Sao Paulo, 4 abr (EFE).- Uruguay espera que Argentina y Brasil se recuperen este año de la crisis económica e institucional que, respectivamente, protagonizaron en 2018 para volver a incrementar su flujo de turistas provenientes de esos países.

«Cuando hay incertidumbre, la gente se retrae de viajar», explicó en una entrevista con Efe el director nacional de Turismo de Uruguay, Carlos Fagetti, durante su visita a Sao Paulo para participar en la feria World Travel Market Latin America, que concluye este jueves.

Según Fagetti, la recesión económica de Argentina y la crisis institucional de Brasil, que el año pasado vivió una de las elecciones presidenciales más polémicas de su historia, «impactaron» de forma directa en el turismo de Uruguay, que registró un total de 3,35 millones de viajeros en 2018, más de un 16 % menos respecto al año anterior.

En 2017, Uruguay vivió el mejor año en la historia de su turismo, con 4 millones de visitantes, repartidos en 3,7 millones de viajeros y 300.000 turistas que sólo pasan el día pero no pernoctan en el país.

Los argentinos, los más recurrentes en el país, son los que más recortaron sus visitas al país vecino en 2018, con un descenso del 30 %.

En ese sentido, Fagetti matizó que los que sí viajaron gastaron más, por lo que el impacto económico fue menor, aunque no supuso una compensación.

En 2018, Uruguay tuvo unos ingresos 7,7 % menores que en 2017, cuando esta retribución llegó a 2.300 millones de dólares.

En el caso de Brasil, el director afirmó que su presencia en la feria en Sao Paulo se traduce en una invitación al público del gigante suramericano para que vuelva a viajar a Uruguay, que se presenta como un destino «seguro y tranquilo», cualidades que los brasileños suelen valorar positivamente.

«Existe una oferta de noche importante y los jóvenes pueden volver tranquilos a sus casas», subrayó el director.

Por su parte, Montevideo dedica sus esfuerzos a llamar al turismo a través de ofertas culturales inéditas, como la exposición de Pablo Picasso, que estará disponible en la ciudad hasta el próximo 30 de junio para tratar de poner en valor el turismo de invierno en la región.

El Museo Nacional de Artes Visuales acoge «pinturas, esculturas, cerámicas y hasta platos auténticos de Picasso que provienen del museo Picasso de París y del de Barcelona, pero también de colecciones privadas», describe el director.

A este proyecto se suman otras iniciativas nuevas como una ruta jesuítica que Uruguay prepara junto a Argentina, Brasil y Paraguay, un itinerario por las misiones jesuitas de estos países.

En el caso de Uruguay, las paradas planeadas en este sentido son la Calera de las Huérfanas, en el departamento de Colonia (suroeste) y la estancia Nuestra Señora de los Desamparados, en Florida (centro-sur).

Todo eso ayudará, según Fagetti, a avanzar en la estrategia que desde hace años Uruguay lleva implantando: la descentralización de un turismo tradicionalmente estival que tiene como principales destinos la capital del país y la ciudad costera de Punta del Este.

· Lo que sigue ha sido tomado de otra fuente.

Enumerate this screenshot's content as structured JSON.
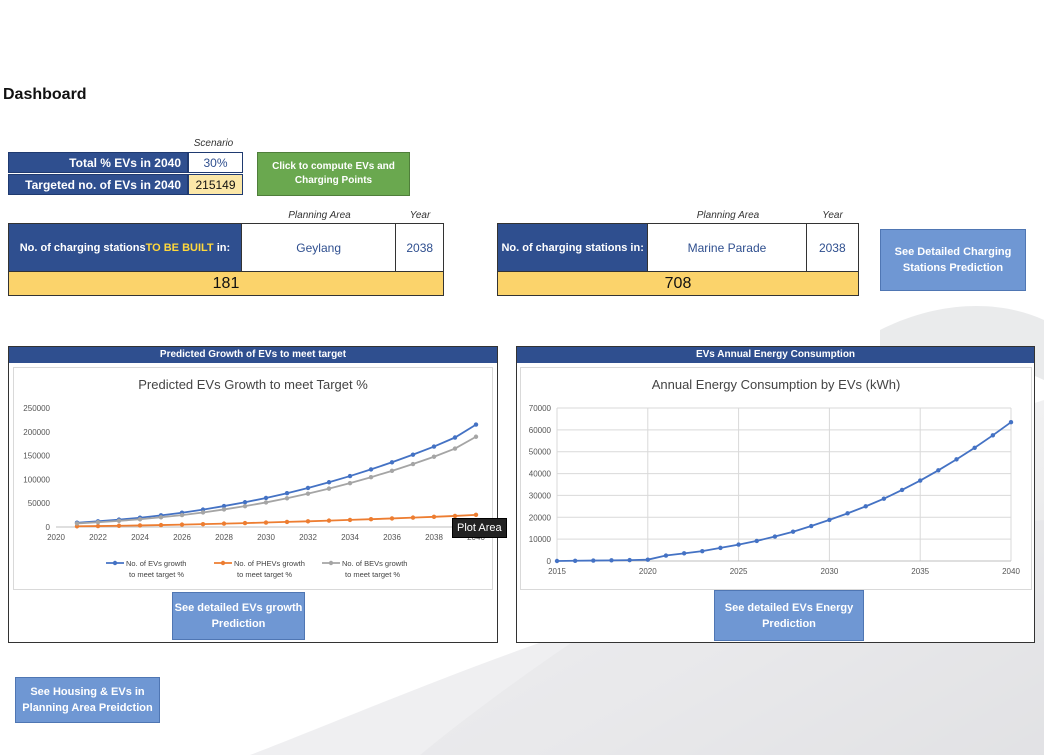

Para el experto, «después de mucho trabajo Uruguay ha conseguido que cada región construya su propia oferta cultural» con el fin de redistribuir el flujo de visitantes e ir más allá del recreo «de sol y playa».

Estas propuestas van desde el turismo minero del norte, donde existen yacimientos de oro, ágatas y amatistas; pasando por regiones como el circuito Unesco (Fray Bentos, Colonia y el geoparque Gruta del Palacio) y llegan hasta el corredor de los pájaros pintados (litoral oeste), donde destaca el turismo náutico.